Cold soups are the perfect dishes for hot days, whether you're in Italy or north of the Alps. In this recipe, crunchy cucumbers, creamy yogurt, and fresh mint combine to create a light and aromatic refreshment. The soup is delicious as an appetizer or main dish, for lunch or dinner, and does not require a long cooking time. If these aren't the ingredients for a perfect summer culinary delight, then what is?
Cooked meets fresh
Anyone who thinks that cucumber soup with yogurt is just a 'thinner' version of Greek tzatziki is wrong. The trick of the recipe is that the onions or shallots are briefly cooked together with the cucumber. This intensifies the flavor and makes the dish more digestible. Cucumber soup can be enjoyed at room temperature or chilled, depending on the outside temperature and your mood. Next to this cold soup, a Tuscan recipe is also a welcome summer classic, served warm or cold: Pappa al Pomodoro.
Cucumber Soup Plus
If you do not like mint, choose other garden herbs for your cucumber soup. Dill and basil, for example, are an excellent match. Small pieces of tomato give the mouth an extra touch of freshness, while thinly sliced celery adds a crunchy effect. Those who like refinement can enrich their cucumber soup with pieces of watermelon or strawberries. All these combinations refresh the body while delivering essential vitamins, minerals, and nutrients. They help us cope better with hot days.
Less is more
Unlike many hot dishes, cold soups are a lesser-known delicacy in Italian summer and vegetable cuisine. However, as temperatures rise and the heat dominates the days, these recipes offer a healthy and refreshing variety. We don't have to sacrifice flavor either. Soups captivate with the intense aromas of fresh ingredients, ideally sourced from your garden if you have one. Pleasure does not require complicated preparations. A few tasty foods, combined with flair and love, enchant the palate and remind us that the greatest joys often come from the simplest things.
📖 Recipe
Cold cucumber soup with yogurt and mint
Equipment
- 1 pan with high sides
Ingredients
- 500 g cucumbers , without skin and seeds in a pot
- 1 shallot, alternatively spring onion oder onion
- 6 leaves mint , alternatively basil or dill leaves
- 2 tablespoon olive oil, extra virgin
- 800 ml stock, vegetable
- 100 g natural yoghurt , with 10 % fat
- 1 lemon, untreated
- 1 pinch salt, fine
- 1 pinch pepper, black
Instructions
- Cut the cucumber into cubes. Finely chop the mint and shallot.
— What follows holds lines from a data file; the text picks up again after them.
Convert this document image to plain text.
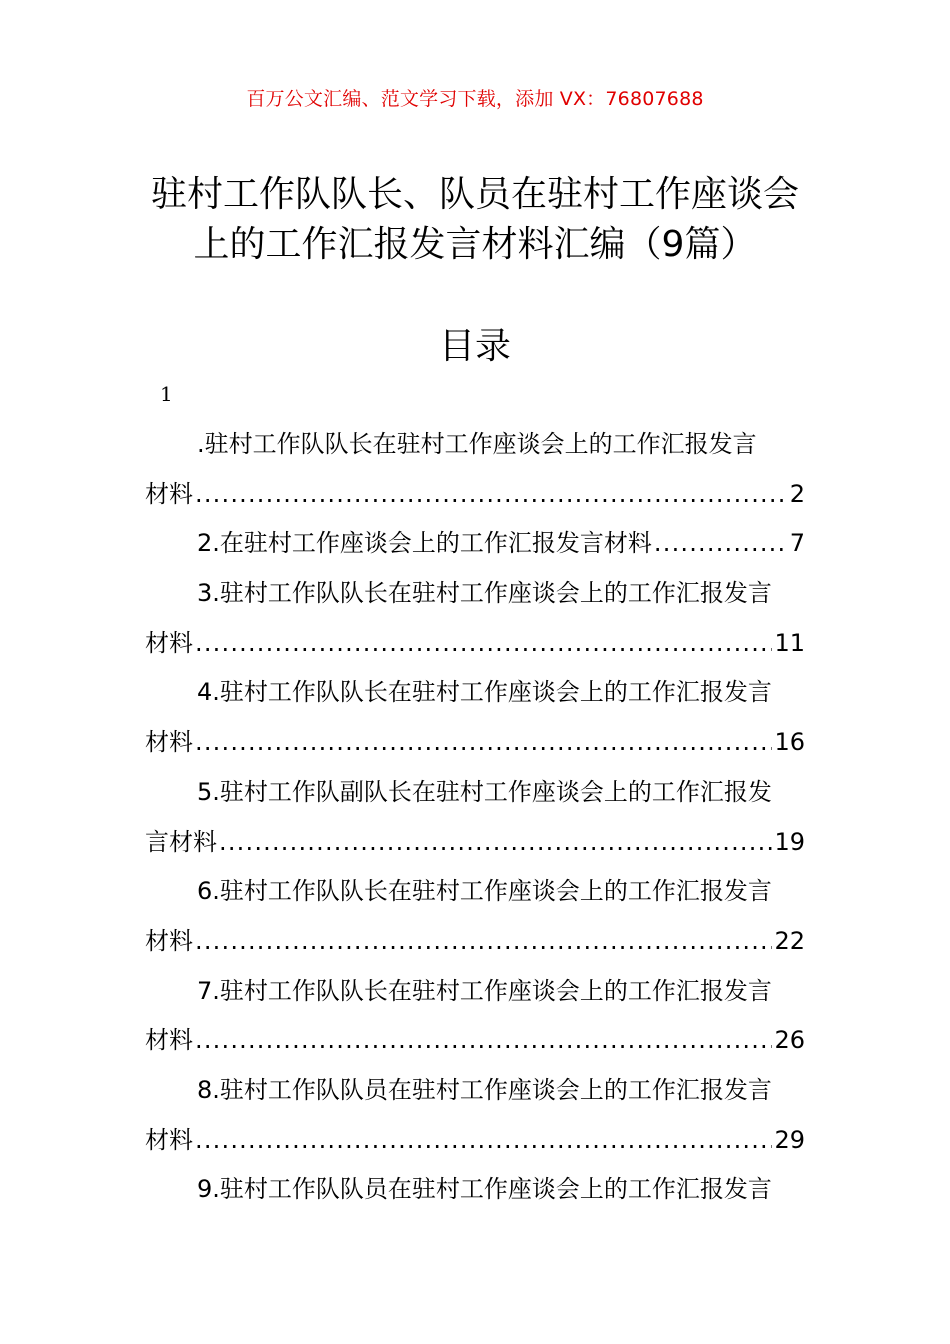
百万公文汇编、范文学习下载，添加 VX：76807688
驻村工作队队长、队员在驻村工作座谈会
上的工作汇报发言材料汇编（9篇）
目录
1
.驻村工作队队长在驻村工作座谈会上的工作汇报发言
材料 .....	2
2.在驻村工作座谈会上的工作汇报发言材料 .....	7
3.驻村工作队队长在驻村工作座谈会上的工作汇报发言
材料 .....	11
4.驻村工作队队长在驻村工作座谈会上的工作汇报发言
材料 .....	16
5.驻村工作队副队长在驻村工作座谈会上的工作汇报发
言材料 .....	19
6.驻村工作队队长在驻村工作座谈会上的工作汇报发言
材料 .....	22
7.驻村工作队队长在驻村工作座谈会上的工作汇报发言
材料 .....	26
8.驻村工作队队员在驻村工作座谈会上的工作汇报发言
材料 .....	29
9.驻村工作队队员在驻村工作座谈会上的工作汇报发言
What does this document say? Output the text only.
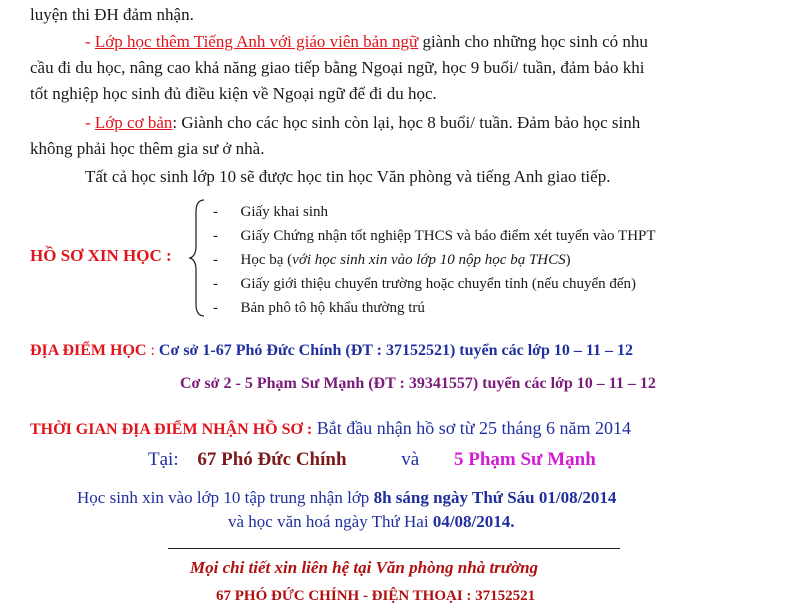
luyện thi ĐH đảm nhận.
- Lớp học thêm Tiếng Anh với giáo viên bản ngữ giành cho những học sinh có nhu
cầu đi du học, nâng cao khả năng giao tiếp bằng Ngoại ngữ, học 9 buổi/ tuần, đảm bảo khi
tốt nghiệp học sinh đủ điều kiện về Ngoại ngữ để đi du học.
- Lớp cơ bản: Giành cho các học sinh còn lại, học 8 buổi/ tuần. Đảm bảo học sinh
không phải học thêm gia sư ở nhà.
Tất cả học sinh lớp 10 sẽ được học tin học Văn phòng và tiếng Anh giao tiếp.
HỒ SƠ XIN HỌC :
-      Giấy khai sinh
-      Giấy Chứng nhận tốt nghiệp THCS và báo điểm xét tuyển vào THPT
-      Học bạ (với học sinh xin vào lớp 10 nộp học bạ THCS)
-      Giấy giới thiệu chuyển trường hoặc chuyển tỉnh (nếu chuyển đến)
-      Bản phô tô hộ khẩu thường trú
ĐỊA ĐIỂM HỌC : Cơ sở 1-67 Phó Đức Chính (ĐT : 37152521) tuyển các lớp 10 – 11 – 12
Cơ sở 2 - 5 Phạm Sư Mạnh (ĐT : 39341557) tuyển các lớp 10 – 11 – 12
THỜI GIAN ĐỊA ĐIỂM NHẬN HỒ SƠ : Bắt đầu nhận hồ sơ từ 25 tháng 6 năm 2014
Tại: 67 Phó Đức Chính	và 5 Phạm Sư Mạnh
Học sinh xin vào lớp 10 tập trung nhận lớp 8h sáng ngày Thứ Sáu 01/08/2014
và học văn hoá ngày Thứ Hai 04/08/2014.
Mọi chi tiết xin liên hệ tại Văn phòng nhà trường
67 PHÓ ĐỨC CHÍNH - ĐIỆN THOẠI : 37152521
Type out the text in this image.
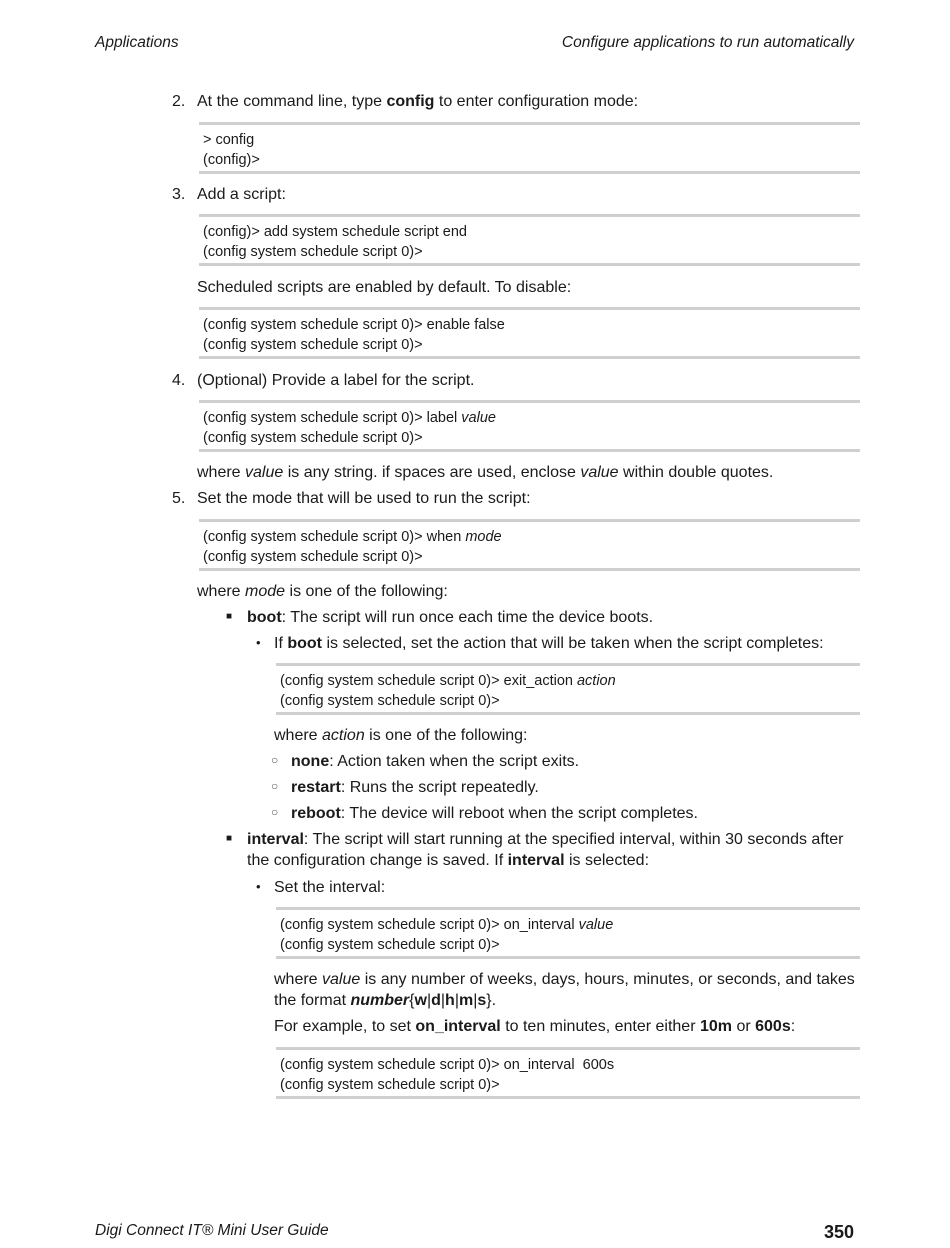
Applications	Configure applications to run automatically
2. At the command line, type config to enter configuration mode:
> config
(config)>
3. Add a script:
(config)> add system schedule script end
(config system schedule script 0)>
Scheduled scripts are enabled by default. To disable:
(config system schedule script 0)> enable false
(config system schedule script 0)>
4. (Optional) Provide a label for the script.
(config system schedule script 0)> label value
(config system schedule script 0)>
where value is any string. if spaces are used, enclose value within double quotes.
5. Set the mode that will be used to run the script:
(config system schedule script 0)> when mode
(config system schedule script 0)>
where mode is one of the following:
■ boot: The script will run once each time the device boots.
• If boot is selected, set the action that will be taken when the script completes:
(config system schedule script 0)> exit_action action
(config system schedule script 0)>
where action is one of the following:
○ none: Action taken when the script exits.
○ restart: Runs the script repeatedly.
○ reboot: The device will reboot when the script completes.
■ interval: The script will start running at the specified interval, within 30 seconds after
the configuration change is saved. If interval is selected:
• Set the interval:
(config system schedule script 0)> on_interval value
(config system schedule script 0)>
where value is any number of weeks, days, hours, minutes, or seconds, and takes
the format number{w|d|h|m|s}.
For example, to set on_interval to ten minutes, enter either 10m or 600s:
(config system schedule script 0)> on_interval  600s
(config system schedule script 0)>
Digi Connect IT® Mini User Guide	350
- Sauté the shallot in a tall, non-stick pan with 1 tablespoon of oil until golden brown, stirring occasionally to ensure even coloring. Deglaze with a ladleful of hot stock. Add the cucumbers and cook for a few minutes, stirring. Now add the rest of the stock and cover with a lid. Simmer over low heat for about 20 minutes, then leave to cool. Add the mint.
- Puree the lukewarm soup with a hand blender until a creamy consistency is achieved.
- Season to taste with salt and pepper and stir in the yogurt. Mix well. Complete the dish with a sprinkle of freshly grated lemon zest and a drizzle of olive oil. Sprinkle with fresh garden herbs to taste.
Notes
Nutrition
Buon appetito!
Emy says
What a lovely soup
Gabry says
This recipe is amazing! I'm all about delightful, fresh dishes that are quick and easy to make. Plus, I love cold soups that are perfect for summer, making my meal a refreshing treat!